DEMANDE présentée parHélène Montreuil et Michèle Morgan (demanderesses) contre Air Transat A.T. Inc. (défenderesse) conformément au paragraphe 110(4) du Règlement sur les transports aériens, DORS/88-58 (RTA) concernant la modification de l’horaire d’un vol.

Numéro de cas : 
19-04453

RÉSUMÉ

[1] Les demanderesses ont déposé une demande auprès de l’Office des transports du Canada (Office) contre la défenderesse concernant la modification de l’horaire du vol de Québec (Québec), à Paris, France, du 25 juin 2019.

[2] Les demanderesses demandent une indemnisation de 1 547,90 CAD pour les dépenses qu’elles ont engagées, ainsi que 300 CAD pour les troubles et inconvénients qu’elles ont subis et le temps qu’elles ont perdu à préparer leur demande.

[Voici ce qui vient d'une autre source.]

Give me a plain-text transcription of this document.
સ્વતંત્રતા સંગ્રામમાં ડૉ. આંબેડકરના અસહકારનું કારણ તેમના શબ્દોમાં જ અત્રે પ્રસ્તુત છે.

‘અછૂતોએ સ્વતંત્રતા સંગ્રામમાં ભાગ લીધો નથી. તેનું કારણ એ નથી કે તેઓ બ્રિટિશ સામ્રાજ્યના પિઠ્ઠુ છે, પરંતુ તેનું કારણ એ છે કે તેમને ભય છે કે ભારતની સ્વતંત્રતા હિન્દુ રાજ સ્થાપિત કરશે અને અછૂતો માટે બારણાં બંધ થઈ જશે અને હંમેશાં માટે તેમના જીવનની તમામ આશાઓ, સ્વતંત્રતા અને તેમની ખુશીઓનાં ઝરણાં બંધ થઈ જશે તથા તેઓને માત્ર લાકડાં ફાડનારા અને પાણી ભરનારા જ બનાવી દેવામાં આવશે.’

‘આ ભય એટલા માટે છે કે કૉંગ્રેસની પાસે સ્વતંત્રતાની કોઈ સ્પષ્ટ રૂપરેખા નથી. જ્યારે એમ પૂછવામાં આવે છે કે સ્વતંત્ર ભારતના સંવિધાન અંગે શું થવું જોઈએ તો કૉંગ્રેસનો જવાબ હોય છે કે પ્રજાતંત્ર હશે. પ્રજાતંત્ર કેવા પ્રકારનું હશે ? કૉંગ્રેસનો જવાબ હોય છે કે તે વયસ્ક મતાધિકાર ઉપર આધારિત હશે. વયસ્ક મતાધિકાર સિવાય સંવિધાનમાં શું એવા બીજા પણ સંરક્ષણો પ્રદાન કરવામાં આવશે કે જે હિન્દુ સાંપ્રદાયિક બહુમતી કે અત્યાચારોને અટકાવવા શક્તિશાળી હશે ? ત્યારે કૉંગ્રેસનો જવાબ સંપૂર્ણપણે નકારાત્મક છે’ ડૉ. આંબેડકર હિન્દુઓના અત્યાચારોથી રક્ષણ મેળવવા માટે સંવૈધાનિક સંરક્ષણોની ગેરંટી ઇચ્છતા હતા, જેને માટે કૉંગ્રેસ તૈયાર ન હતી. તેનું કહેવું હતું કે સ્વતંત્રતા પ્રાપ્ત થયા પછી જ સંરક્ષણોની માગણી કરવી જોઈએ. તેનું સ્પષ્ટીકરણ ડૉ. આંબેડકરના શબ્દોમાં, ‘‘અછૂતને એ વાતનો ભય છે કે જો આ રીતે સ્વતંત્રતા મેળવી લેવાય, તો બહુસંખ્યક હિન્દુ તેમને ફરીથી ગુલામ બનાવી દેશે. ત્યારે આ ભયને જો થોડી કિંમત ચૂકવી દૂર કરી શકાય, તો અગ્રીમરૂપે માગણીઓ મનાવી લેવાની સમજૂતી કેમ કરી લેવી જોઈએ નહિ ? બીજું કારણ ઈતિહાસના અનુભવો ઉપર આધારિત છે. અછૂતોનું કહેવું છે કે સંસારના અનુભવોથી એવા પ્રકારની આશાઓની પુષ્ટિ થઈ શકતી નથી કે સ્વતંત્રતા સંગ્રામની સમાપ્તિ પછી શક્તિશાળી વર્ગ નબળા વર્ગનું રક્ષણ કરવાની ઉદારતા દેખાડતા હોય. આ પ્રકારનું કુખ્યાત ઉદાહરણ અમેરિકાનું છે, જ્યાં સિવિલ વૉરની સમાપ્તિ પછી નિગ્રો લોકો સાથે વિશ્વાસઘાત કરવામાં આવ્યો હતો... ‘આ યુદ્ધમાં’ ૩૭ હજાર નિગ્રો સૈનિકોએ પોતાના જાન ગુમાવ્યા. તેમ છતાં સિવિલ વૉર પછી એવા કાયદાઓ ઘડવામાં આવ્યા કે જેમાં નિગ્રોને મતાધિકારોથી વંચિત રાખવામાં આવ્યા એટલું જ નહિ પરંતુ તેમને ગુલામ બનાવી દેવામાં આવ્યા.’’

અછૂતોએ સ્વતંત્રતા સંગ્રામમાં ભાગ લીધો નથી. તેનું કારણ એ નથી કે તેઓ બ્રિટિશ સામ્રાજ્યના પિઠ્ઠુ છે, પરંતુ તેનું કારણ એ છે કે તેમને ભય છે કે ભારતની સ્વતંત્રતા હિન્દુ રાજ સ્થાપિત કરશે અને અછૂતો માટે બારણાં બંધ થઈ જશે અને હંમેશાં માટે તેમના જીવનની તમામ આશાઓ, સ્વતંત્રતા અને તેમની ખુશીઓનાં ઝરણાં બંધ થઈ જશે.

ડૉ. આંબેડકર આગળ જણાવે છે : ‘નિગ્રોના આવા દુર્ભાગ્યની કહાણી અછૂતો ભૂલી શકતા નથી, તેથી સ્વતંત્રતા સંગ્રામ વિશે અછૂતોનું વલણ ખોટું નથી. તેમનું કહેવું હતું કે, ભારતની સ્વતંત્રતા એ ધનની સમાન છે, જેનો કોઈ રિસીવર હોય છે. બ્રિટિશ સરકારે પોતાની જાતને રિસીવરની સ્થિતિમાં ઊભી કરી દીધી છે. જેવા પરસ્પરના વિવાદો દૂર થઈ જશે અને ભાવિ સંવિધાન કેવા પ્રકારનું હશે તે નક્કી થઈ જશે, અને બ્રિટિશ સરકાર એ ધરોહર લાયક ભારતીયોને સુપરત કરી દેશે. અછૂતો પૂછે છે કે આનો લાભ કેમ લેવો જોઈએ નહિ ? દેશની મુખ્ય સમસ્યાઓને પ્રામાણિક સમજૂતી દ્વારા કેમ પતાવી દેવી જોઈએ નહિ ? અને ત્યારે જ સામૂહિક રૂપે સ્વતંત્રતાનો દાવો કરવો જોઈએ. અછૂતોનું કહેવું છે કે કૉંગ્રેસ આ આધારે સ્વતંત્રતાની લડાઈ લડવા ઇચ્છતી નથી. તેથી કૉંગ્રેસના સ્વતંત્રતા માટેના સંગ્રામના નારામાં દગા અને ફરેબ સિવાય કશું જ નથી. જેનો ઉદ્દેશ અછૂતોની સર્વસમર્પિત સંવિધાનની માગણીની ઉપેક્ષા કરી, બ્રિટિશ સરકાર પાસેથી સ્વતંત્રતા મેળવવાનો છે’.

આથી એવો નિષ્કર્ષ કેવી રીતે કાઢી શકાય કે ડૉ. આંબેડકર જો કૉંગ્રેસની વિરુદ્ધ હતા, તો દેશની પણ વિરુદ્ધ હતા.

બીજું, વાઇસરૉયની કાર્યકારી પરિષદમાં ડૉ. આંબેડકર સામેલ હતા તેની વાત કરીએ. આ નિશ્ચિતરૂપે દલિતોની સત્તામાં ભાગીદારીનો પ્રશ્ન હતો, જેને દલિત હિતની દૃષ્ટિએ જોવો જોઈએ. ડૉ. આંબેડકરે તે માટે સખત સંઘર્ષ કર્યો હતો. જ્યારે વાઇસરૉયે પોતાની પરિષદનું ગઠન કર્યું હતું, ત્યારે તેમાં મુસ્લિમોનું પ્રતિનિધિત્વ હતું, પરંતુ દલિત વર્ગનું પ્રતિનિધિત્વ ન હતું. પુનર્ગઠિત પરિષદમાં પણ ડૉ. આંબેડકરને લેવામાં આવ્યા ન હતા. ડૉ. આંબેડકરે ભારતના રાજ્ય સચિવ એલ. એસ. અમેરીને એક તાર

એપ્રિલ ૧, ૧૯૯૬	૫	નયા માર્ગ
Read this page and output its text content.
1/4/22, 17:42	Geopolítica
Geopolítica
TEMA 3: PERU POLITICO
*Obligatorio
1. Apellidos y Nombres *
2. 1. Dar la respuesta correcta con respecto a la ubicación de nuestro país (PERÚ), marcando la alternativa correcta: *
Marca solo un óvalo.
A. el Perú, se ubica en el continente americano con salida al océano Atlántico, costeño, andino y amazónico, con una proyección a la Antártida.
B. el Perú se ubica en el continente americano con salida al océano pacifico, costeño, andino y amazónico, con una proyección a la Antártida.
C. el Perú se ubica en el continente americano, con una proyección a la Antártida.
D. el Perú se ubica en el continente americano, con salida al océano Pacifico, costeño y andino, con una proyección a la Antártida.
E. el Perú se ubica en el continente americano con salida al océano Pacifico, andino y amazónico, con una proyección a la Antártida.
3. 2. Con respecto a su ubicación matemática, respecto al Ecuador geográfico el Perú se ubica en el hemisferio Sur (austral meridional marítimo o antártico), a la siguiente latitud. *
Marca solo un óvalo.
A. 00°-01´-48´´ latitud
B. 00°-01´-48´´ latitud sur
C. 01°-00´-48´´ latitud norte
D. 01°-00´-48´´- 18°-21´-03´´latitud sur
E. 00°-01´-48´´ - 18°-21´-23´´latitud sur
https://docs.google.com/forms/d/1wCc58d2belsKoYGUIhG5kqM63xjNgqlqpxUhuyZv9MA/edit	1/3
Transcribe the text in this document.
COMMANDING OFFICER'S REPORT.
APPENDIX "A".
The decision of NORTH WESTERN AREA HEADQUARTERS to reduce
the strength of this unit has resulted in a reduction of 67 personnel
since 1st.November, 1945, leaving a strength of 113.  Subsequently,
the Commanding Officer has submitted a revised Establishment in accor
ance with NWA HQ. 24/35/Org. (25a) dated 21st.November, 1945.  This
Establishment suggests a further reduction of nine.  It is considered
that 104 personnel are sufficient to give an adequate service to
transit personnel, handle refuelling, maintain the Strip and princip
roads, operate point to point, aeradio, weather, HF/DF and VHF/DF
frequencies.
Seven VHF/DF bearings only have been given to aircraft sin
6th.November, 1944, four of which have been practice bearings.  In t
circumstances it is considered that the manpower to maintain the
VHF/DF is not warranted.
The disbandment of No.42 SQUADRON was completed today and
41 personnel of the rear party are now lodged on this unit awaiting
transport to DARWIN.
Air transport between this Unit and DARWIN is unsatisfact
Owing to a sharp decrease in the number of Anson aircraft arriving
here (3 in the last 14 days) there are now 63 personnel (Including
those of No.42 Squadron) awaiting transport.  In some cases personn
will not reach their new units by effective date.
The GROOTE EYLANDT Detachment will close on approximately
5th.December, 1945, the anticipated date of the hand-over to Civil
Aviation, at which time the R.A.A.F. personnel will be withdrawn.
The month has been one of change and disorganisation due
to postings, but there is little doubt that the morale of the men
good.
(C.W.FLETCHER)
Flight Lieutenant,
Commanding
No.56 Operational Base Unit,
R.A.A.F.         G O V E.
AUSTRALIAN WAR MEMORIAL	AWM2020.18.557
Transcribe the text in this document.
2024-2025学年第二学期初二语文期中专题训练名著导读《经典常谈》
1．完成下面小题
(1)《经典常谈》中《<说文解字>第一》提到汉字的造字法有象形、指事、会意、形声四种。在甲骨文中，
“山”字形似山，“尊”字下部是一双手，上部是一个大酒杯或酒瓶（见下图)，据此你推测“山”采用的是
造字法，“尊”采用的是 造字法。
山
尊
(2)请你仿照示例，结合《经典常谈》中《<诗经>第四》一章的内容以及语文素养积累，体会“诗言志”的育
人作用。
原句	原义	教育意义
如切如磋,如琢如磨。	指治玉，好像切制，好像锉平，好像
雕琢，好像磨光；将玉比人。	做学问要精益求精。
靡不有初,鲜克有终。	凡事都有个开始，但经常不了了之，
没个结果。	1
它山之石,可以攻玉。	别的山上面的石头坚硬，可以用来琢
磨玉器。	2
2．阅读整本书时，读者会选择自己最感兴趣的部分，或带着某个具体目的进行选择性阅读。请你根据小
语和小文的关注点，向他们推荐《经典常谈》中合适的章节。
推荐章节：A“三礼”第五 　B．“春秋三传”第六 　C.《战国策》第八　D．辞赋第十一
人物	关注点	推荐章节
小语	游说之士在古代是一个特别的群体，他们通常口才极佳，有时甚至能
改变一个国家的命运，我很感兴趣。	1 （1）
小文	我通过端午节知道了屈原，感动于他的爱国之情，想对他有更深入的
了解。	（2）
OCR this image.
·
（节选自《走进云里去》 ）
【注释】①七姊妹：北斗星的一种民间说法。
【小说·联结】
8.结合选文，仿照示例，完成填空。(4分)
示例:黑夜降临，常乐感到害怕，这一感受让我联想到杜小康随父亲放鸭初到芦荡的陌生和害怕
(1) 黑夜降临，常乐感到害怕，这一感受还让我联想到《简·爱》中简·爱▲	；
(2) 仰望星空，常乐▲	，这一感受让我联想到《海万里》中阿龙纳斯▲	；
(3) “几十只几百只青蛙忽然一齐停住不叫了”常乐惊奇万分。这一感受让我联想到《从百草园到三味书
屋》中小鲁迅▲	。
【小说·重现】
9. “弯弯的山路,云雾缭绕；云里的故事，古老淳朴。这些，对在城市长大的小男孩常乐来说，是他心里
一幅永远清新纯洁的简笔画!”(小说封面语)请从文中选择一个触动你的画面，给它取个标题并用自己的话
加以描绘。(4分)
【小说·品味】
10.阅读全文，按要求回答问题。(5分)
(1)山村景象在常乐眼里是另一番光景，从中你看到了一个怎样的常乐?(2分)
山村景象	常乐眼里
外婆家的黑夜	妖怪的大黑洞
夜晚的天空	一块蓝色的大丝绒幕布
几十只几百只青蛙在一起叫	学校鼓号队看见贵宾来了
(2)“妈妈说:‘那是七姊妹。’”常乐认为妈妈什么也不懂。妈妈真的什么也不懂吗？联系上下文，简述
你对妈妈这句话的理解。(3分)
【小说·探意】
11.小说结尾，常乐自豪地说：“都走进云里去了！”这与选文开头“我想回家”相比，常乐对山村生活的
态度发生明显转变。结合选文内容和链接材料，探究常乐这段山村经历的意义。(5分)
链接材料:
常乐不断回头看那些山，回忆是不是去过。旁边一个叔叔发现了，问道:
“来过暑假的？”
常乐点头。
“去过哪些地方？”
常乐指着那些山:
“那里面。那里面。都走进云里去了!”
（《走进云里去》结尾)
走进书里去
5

[3] L’Office se penchera sur les questions suivantes :

  • La défenderesse a-t-elle correctement appliqué les conditions énoncées dans son tarif international intitulé Tariff Containing Rules Applicable to Scheduled Services for the Transportation of Passengers and Baggage or Goods Between Points in Canada on the One Hand and Points Outside Canada (Except the United States) on the Other Hand, CTA(A) No. 4 (tarif) en ce qui a trait aux perturbations d’horaire, comme l’exige le paragraphe 110(4) du Règlement sur les transports aériens, DORS/88‑58 (RTA)?
  • Si la défenderesse n’a pas correctement appliqué les conditions énoncées dans son tarif, quelle mesure corrective, le cas échéant, l’Office devrait-il ordonner?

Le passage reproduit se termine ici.